The reason I chose the Sandy Spring Museum as my first trip of 2016, though, was to view TEXTile Ternions. TEXTile Ternions is a surface design exhibition by Diana Guenther supported by the Margaret M. Conant Grant, which is awarded by the Potomac Fiber Art Guild. Diana is a dear friend, and I was very excited to see the result of her work during the grant, as I’ve followed along in person and on her blog.

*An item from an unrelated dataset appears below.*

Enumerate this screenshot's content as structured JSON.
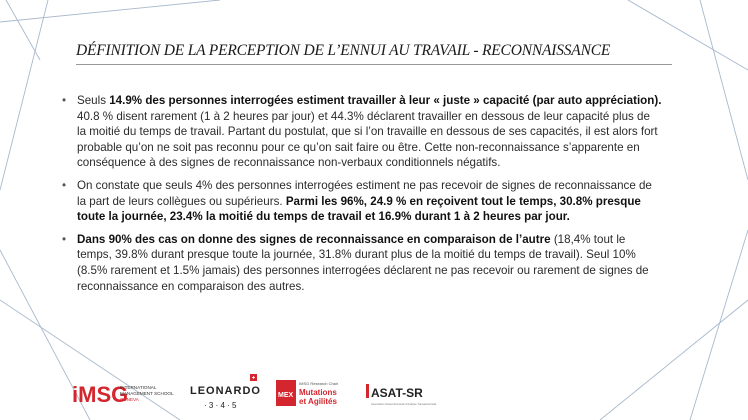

Challenging herself by using a limited color palette, Diana’s work interprets the history of the Sandy Spring area by drawing forms and images from museum artifacts. The range of colors she achieved was truly astonishing — I would never have guessed that she had limited her palette to three colors (orange, red, and navy) if I hadn’t been told! The pieces range from nearly grayscale to pastels to primaries, and from subtle to saturated. While a wide variety of artifacts influence the work, there are several particular themes that reoccur across pieces. Many of these themes involve the day-to-day lives in the community, drawing on postcards from Sandy Spring, artifacts collected from the volunteer fire department, and other community engagement. I particularly enjoyed pieces that focused on women’s community involvement, such as pieces inspired by a women’s tennis club or the ladies’ sewing group.
If you are in the DC area, I recommend visiting Sandy Spring Museum. Though it’s a small museum, it is a lovely drive through the countryside of Maryland; combined with a picnic or other small excursions, it would be easy to make a day trip of it.
If you would like to see the TEXTile Ternions exhibition, go NOW
! It hangs until February 8, so you only have a week left!